Em sintonia com essas recentes discussões, vamos falar de desglobalização e das possíveis consequências nos preços dos alimentos.

A aprovação do Brexit, combinada com mudanças na orientação política dos Estados Unidos, deve desencadear ações rumo à desglobalização. Será?

De qualquer modo, esse cenário pode preocupar. Lembrando que na primeira semana de seu governo, Trump retirou os Estados Unidos do TTP.

De fato, Donald Trump cumpriu o prometido: retirou os Estados Unidos do Acordo Transpacífico de Cooperação Econômica (TPP, na sigla em inglês) apenas três dias depois de assumir o cargo.

O acordo foi alcançado em 2015 após anos de negociações, com objetivo de reduzir barreiras comerciais com o corte ou redução de tarifas de importação entre países membros e, com isso, aumentar o fluxo de bens e serviços.

Antes da saída dos EUA, o TPP reunia 40% da economia mundial e um mercado que reunia cerca de 800 milhões de consumidores. Contudo, Japão, Austrália, Canadá, México, Peru, Chile, Malásia, Vietnã, Nova Zelândia, Cingapura e Brunei continuam no pacto.

A China torna-se forte candidata a preencher o vácuo deixado.

Neste caso, o comércio entre Brasil e Ásia em mercados de produtos primários – especificamente em setores de grãos, leite, carne e açúcar – pode ser reduzido, beneficiando seus competidores como Canadá, Austrália e Nova Zelândia.

Dados do Ministério de Desenvolvimento, Indústria e Comércio ilustram que muitos dos países envolvidos no TPP são importantes players em mercados de relevância para as exportações brasileiras. Sem dúvida, portanto, desvios de comércio resultariam em efeitos negativos para o Brasil.

Segundo a Confederação Nacional da Indústria, o país encontra-se muito aquém de outros países da América do Sul, como o Chile, Colômbia e o Peru quando o assunto são acordos comerciais internacionais. O Brasil, de fato, não tem mostrado qualquer ação efetiva neste sentido.

Em outras palavras, o país tem uma forte dependência do mercado chinês quando o assunto é exportação, como de soja e carne bovina. E isso vai além de qualquer possível movimento de desglobalização.
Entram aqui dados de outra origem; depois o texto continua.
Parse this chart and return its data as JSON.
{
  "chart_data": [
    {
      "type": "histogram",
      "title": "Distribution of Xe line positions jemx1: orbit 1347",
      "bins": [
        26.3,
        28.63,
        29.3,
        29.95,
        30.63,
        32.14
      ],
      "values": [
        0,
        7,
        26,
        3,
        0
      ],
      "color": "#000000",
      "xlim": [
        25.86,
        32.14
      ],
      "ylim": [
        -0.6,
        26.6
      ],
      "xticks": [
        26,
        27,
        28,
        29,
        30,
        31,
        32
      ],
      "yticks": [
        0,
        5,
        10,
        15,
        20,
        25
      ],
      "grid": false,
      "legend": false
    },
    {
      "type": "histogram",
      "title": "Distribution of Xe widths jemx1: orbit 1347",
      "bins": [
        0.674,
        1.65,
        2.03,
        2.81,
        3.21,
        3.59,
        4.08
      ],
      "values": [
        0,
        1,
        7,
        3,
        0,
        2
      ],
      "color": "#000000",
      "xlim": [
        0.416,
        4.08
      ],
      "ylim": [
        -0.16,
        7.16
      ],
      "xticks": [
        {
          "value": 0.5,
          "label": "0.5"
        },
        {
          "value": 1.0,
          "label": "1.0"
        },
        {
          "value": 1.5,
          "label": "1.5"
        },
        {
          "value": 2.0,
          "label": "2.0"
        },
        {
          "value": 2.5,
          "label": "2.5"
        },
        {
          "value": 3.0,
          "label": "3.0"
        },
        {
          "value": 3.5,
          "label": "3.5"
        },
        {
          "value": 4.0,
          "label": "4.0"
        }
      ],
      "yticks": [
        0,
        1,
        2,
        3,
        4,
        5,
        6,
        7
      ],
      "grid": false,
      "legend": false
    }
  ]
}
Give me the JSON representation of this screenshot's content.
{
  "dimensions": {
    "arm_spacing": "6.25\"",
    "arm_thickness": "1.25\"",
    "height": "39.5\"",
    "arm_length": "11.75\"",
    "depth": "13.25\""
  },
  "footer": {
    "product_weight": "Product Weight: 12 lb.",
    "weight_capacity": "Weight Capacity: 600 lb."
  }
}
Isso é preocupante, pois a forte dependência do mercado chinês, por exemplo, coloca em risco a sustentabilidade dos preços dessas commodities caso ocorra alguma ruptura ou movimento que coloque em desvantagem comercial os produtos brasileiros.

E qual efeito desse movimento nos preços dos alimentos?

Devemos lembrar que a soja está relacionada aos preços dos alimentos, principalmente de origem animal, como carnes e derivados do leite. E caso haja alguma queda no volume de exportação dos grãos oriundos do Brasil, a queda nos preços é praticamente certo!